Business

More Cowbell, Please!

The end of the month was looming. It was May 29th and it looked as if we were going to be $30,000 short of reaching our monthly sales goal (which is 10% over the last four-year-average). Though disappointed, we were still proud of ourselves for getting so close.

An Old Friend

A few years back, I took a leap of faith and hired for a new position, a sales assistant position. My thought was that this new person could help streamline and alleviate some of the busy work of my sales staff, thus freeing up my experienced salespeople to use their time more wisely; ie. selling. It worked. Sales increased, morale increased, and a team atmosphere was garnered.

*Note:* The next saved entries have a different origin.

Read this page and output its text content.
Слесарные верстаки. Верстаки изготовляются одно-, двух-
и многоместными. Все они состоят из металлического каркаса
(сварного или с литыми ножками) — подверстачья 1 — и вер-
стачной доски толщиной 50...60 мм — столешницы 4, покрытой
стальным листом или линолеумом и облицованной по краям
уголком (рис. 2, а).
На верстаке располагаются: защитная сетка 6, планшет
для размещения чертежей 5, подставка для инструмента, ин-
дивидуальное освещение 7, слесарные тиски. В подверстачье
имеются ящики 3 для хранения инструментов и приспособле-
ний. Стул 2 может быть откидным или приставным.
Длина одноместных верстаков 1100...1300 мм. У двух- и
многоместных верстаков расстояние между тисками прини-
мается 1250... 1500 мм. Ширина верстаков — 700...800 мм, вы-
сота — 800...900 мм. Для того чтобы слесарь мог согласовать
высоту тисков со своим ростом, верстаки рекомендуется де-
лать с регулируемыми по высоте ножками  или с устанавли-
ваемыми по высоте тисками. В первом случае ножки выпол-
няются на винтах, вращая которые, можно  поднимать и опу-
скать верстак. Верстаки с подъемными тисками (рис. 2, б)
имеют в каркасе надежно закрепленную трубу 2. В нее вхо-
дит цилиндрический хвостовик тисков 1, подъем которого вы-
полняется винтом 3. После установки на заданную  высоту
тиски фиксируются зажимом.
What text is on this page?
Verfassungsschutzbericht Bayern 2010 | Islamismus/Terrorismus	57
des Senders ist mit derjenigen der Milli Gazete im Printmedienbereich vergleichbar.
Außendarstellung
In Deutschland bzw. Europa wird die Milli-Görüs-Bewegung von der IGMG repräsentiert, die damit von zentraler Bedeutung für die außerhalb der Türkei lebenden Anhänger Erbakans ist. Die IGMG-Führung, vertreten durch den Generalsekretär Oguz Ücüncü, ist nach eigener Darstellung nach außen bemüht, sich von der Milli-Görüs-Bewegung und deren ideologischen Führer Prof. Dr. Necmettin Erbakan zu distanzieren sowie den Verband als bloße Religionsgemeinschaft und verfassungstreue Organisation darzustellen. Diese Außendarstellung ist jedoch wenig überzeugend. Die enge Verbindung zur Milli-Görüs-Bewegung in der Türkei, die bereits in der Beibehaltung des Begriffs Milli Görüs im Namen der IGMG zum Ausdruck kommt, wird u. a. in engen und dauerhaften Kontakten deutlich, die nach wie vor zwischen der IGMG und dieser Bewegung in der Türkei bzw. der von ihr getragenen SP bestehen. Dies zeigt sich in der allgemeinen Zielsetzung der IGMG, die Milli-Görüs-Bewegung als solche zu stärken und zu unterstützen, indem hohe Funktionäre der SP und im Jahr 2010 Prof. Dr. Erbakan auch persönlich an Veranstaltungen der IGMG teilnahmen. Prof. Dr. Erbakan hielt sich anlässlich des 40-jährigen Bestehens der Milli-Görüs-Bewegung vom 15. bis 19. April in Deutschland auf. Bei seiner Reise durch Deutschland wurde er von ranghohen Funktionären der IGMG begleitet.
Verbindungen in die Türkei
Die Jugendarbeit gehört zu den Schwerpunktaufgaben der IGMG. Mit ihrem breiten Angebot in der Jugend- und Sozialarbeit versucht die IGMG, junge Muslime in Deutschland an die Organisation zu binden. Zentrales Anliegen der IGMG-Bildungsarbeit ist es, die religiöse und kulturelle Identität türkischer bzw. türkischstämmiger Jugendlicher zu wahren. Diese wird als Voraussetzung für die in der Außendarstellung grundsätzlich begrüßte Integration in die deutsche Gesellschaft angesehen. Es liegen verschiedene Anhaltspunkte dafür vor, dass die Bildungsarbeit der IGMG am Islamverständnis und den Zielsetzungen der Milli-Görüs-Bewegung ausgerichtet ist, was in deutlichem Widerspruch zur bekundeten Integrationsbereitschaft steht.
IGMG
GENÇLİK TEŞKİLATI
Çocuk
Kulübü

The new hire was an old friend of mine and once roommate. In her youth, she’d been a cheerleader. As for her career experiences, she’d had many: a waitress (that’s how we met), a salesperson, schoolteacher, family ministry consultant and contractor assistant at Home Depot. 

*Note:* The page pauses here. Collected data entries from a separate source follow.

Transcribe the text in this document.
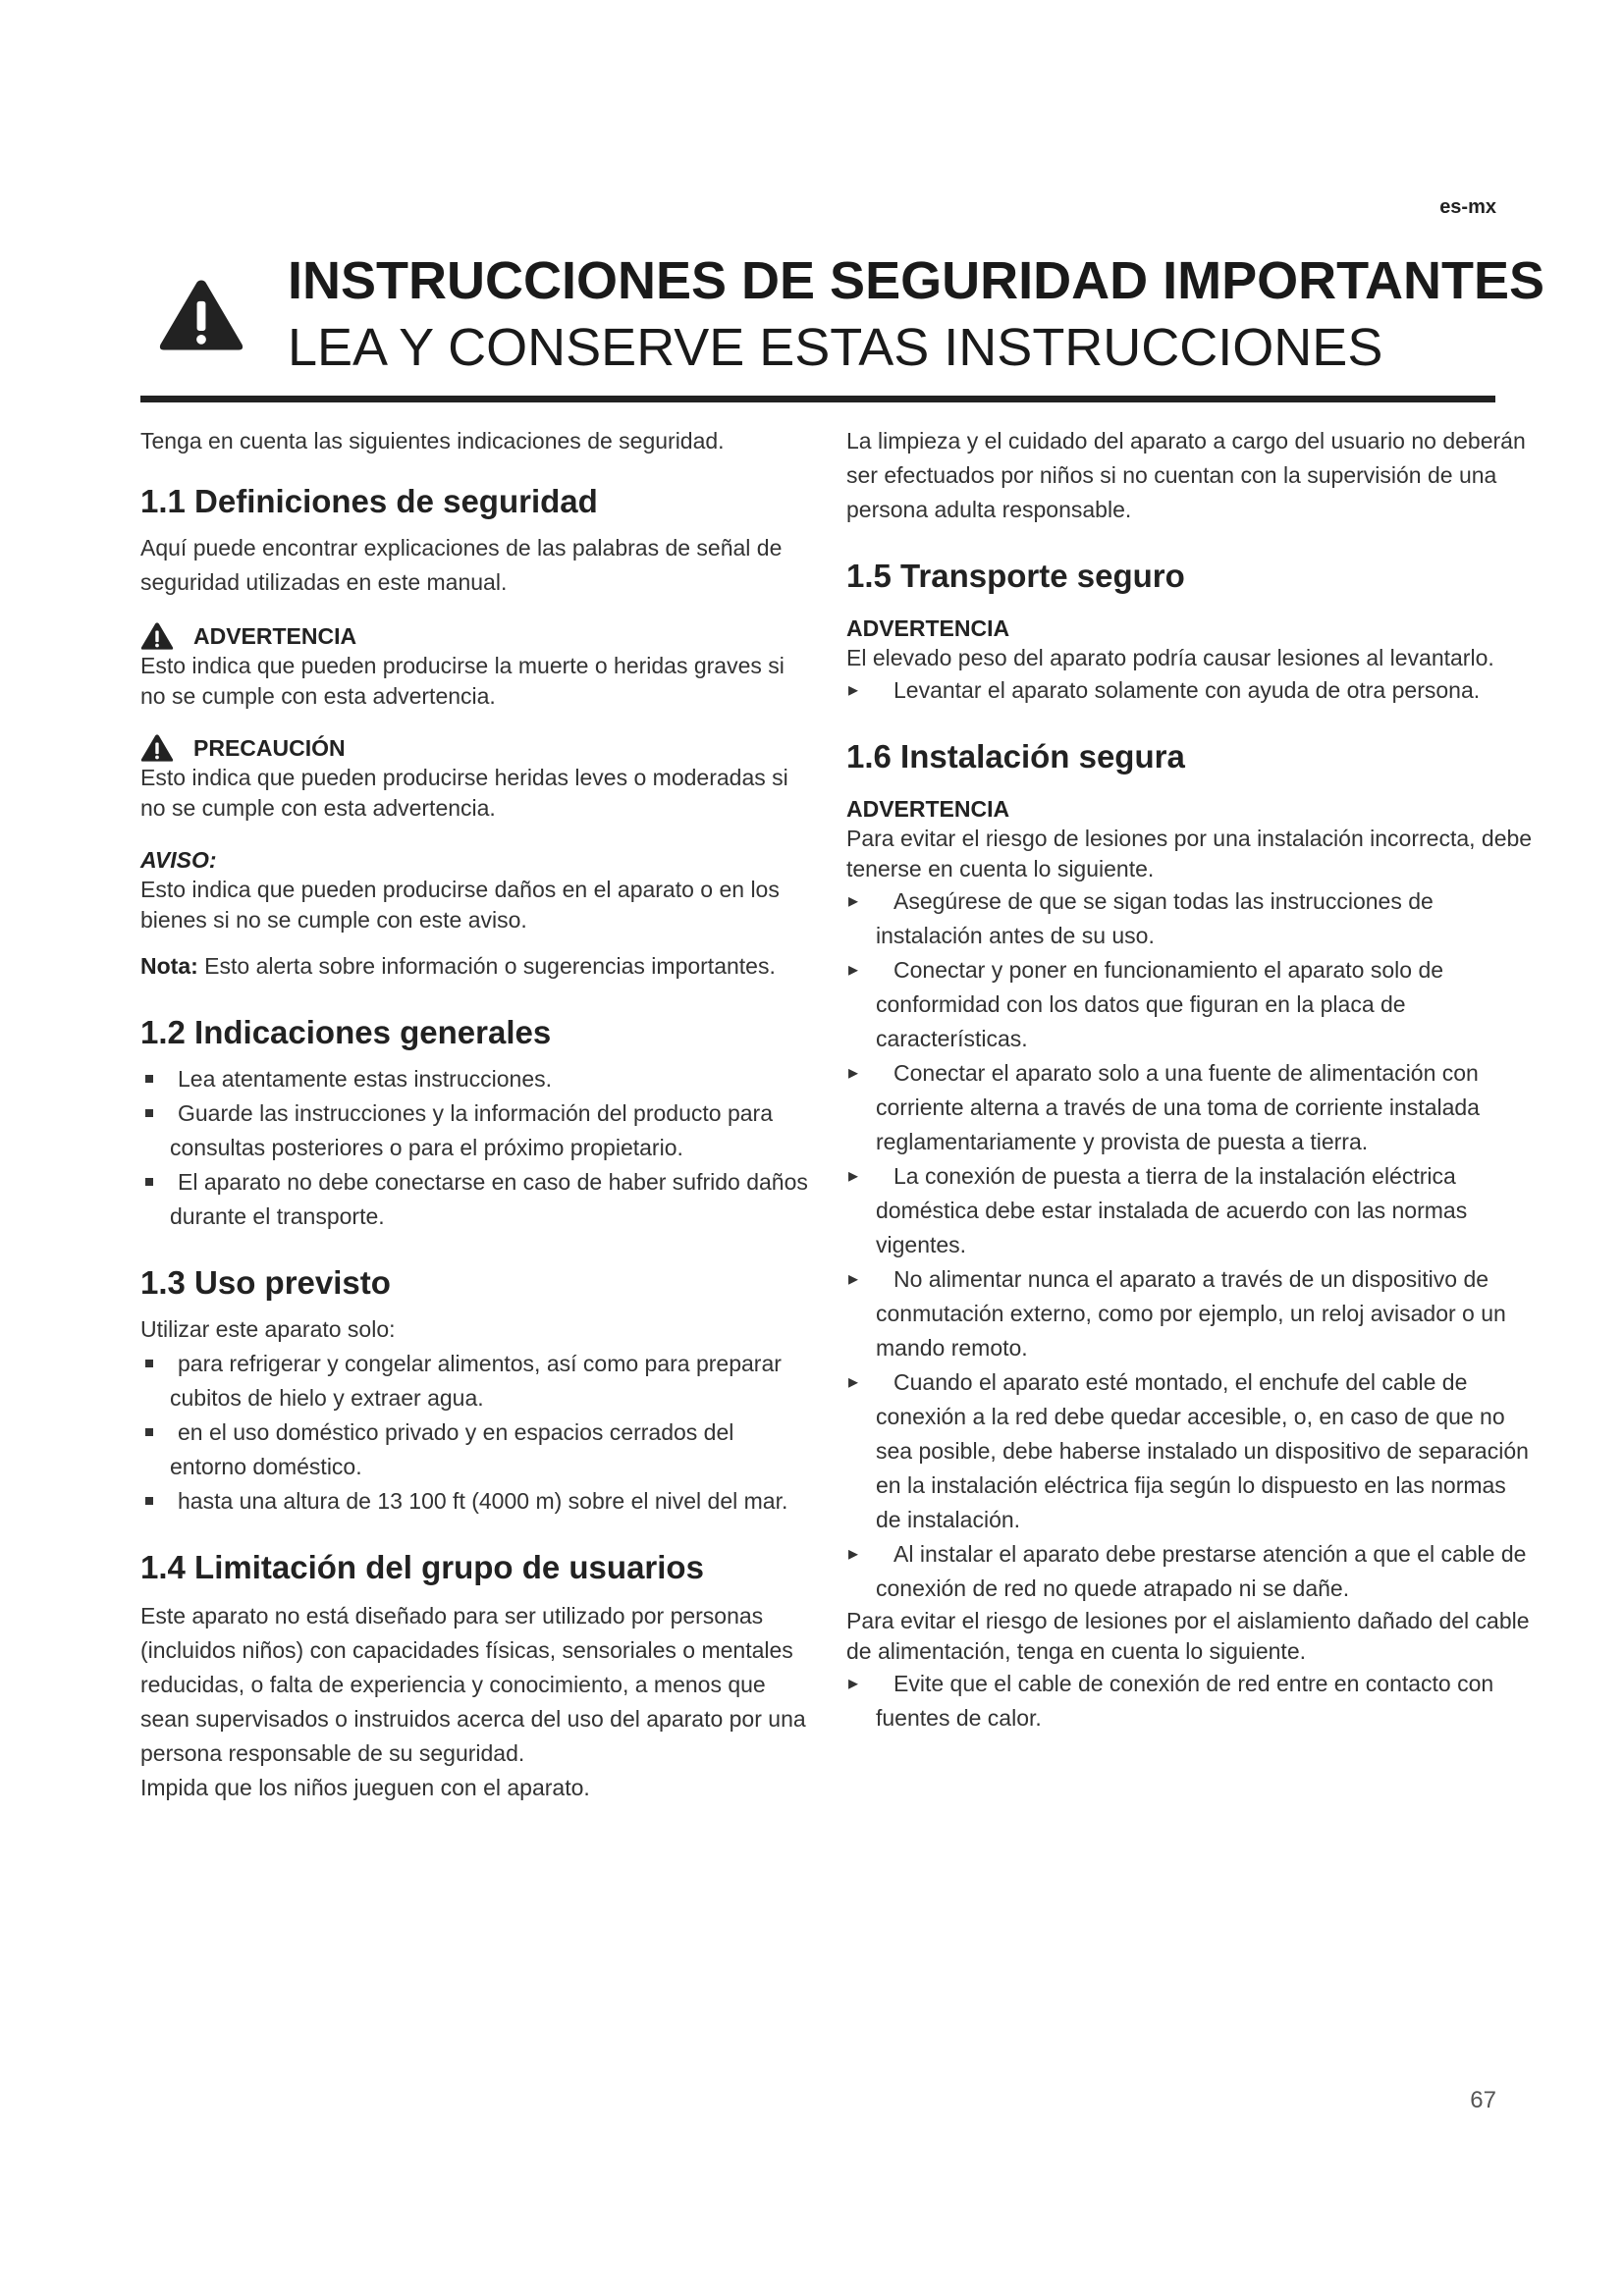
es-mx
INSTRUCCIONES DE SEGURIDAD IMPORTANTES
LEA Y CONSERVE ESTAS INSTRUCCIONES

Tenga en cuenta las siguientes indicaciones de seguridad.

1.1 Definiciones de seguridad

Aquí puede encontrar explicaciones de las palabras de señal de seguridad utilizadas en este manual.

ADVERTENCIA

Esto indica que pueden producirse la muerte o heridas graves si no se cumple con esta advertencia.

PRECAUCIÓN

Esto indica que pueden producirse heridas leves o moderadas si no se cumple con esta advertencia.

AVISO:

Esto indica que pueden producirse daños en el aparato o en los bienes si no se cumple con este aviso.

Nota: Esto alerta sobre información o sugerencias importantes.

1.2 Indicaciones generales
Lea atentamente estas instrucciones.
Guarde las instrucciones y la información del producto para consultas posteriores o para el próximo propietario.
El aparato no debe conectarse en caso de haber sufrido daños durante el transporte.
1.3 Uso previsto

Utilizar este aparato solo:

para refrigerar y congelar alimentos, así como para preparar cubitos de hielo y extraer agua.
en el uso doméstico privado y en espacios cerrados del entorno doméstico.
hasta una altura de 13 100 ft (4000 m) sobre el nivel del mar.
1.4 Limitación del grupo de usuarios

Este aparato no está diseñado para ser utilizado por personas (incluidos niños) con capacidades físicas, sensoriales o mentales reducidas, o falta de experiencia y conocimiento, a menos que sean supervisados o instruidos acerca del uso del aparato por una persona responsable de su seguridad.

Impida que los niños jueguen con el aparato.

La limpieza y el cuidado del aparato a cargo del usuario no deberán ser efectuados por niños si no cuentan con la supervisión de una persona adulta responsable.

1.5 Transporte seguro
ADVERTENCIA

El elevado peso del aparato podría causar lesiones al levantarlo.

▸ Levantar el aparato solamente con ayuda de otra persona.
1.6 Instalación segura
ADVERTENCIA

Para evitar el riesgo de lesiones por una instalación incorrecta, debe tenerse en cuenta lo siguiente.

▸ Asegúrese de que se sigan todas las instrucciones de instalación antes de su uso.
▸ Conectar y poner en funcionamiento el aparato solo de conformidad con los datos que figuran en la placa de características.
▸ Conectar el aparato solo a una fuente de alimentación con corriente alterna a través de una toma de corriente instalada reglamentariamente y provista de puesta a tierra.
▸ La conexión de puesta a tierra de la instalación eléctrica doméstica debe estar instalada de acuerdo con las normas vigentes.
▸ No alimentar nunca el aparato a través de un dispositivo de conmutación externo, como por ejemplo, un reloj avisador o un mando remoto.
▸ Cuando el aparato esté montado, el enchufe del cable de conexión a la red debe quedar accesible, o, en caso de que no sea posible, debe haberse instalado un dispositivo de separación en la instalación eléctrica fija según lo dispuesto en las normas de instalación.
▸ Al instalar el aparato debe prestarse atención a que el cable de conexión de red no quede atrapado ni se dañe.

Para evitar el riesgo de lesiones por el aislamiento dañado del cable de alimentación, tenga en cuenta lo siguiente.

▸ Evite que el cable de conexión de red entre en contacto con fuentes de calor.
67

You never know how the experiences in your life are going to one day be useful. Pulling on these past life experiences, she immediately began to turn the sales office into her classroom by posting inspirational sayings, pictures and sales thermometers across the wall. At one Monday morning sales meeting she dressed in her cheerleading outfit to celebrate reaching our monthly sales goals and performed a cheerleading left herkie jump and toe touch.

Rather than just measuring the total of monthly sales, she initiated a way to measure and celebrate our daily successes by giving a gold star to the top seller of the day, a silver star for second place and a funny poo-poo platter sticker for persons with a zero sales day total.

The Bells, the Bells!

Today, she has found a way to bring the whole company into the fun by enacting a daily bell ringing system. It began with one small cow bell, that was rang over the loudspeaker, during the day, when we reached the sum of $10k sold. Eventually, a bigger bell was added with a deeper tone, for when we reached a $20k sum. The staff began to count bells and listen for tones. I’m happy to say, last year she got an even bigger, deeper-toned cow bell, that we occasionally ring for a $30k day.

Now the whole company knows and celebrates our successes. When the $10k bell rings early in the day, optimism abounds, knowing a second bell is a possibility. Everyone walks with a little bounce in their step, a sense of pride and job well done by all. When we go days without a bell ringing, like in December, we seem to all walk round-shouldered, looking at the floor and worry about layoffs.

This month a very happy thing happened: we added a fourth bell. Well not really a bell, more like a gong. And to celebrate this new occurrence she bought everyone a tee-shirt and put up new posters that, like Christopher Walken on SNL, say “More Cowbell.”

I’m happy to report that, on May 31st, we got to ring the third bell and made our goal.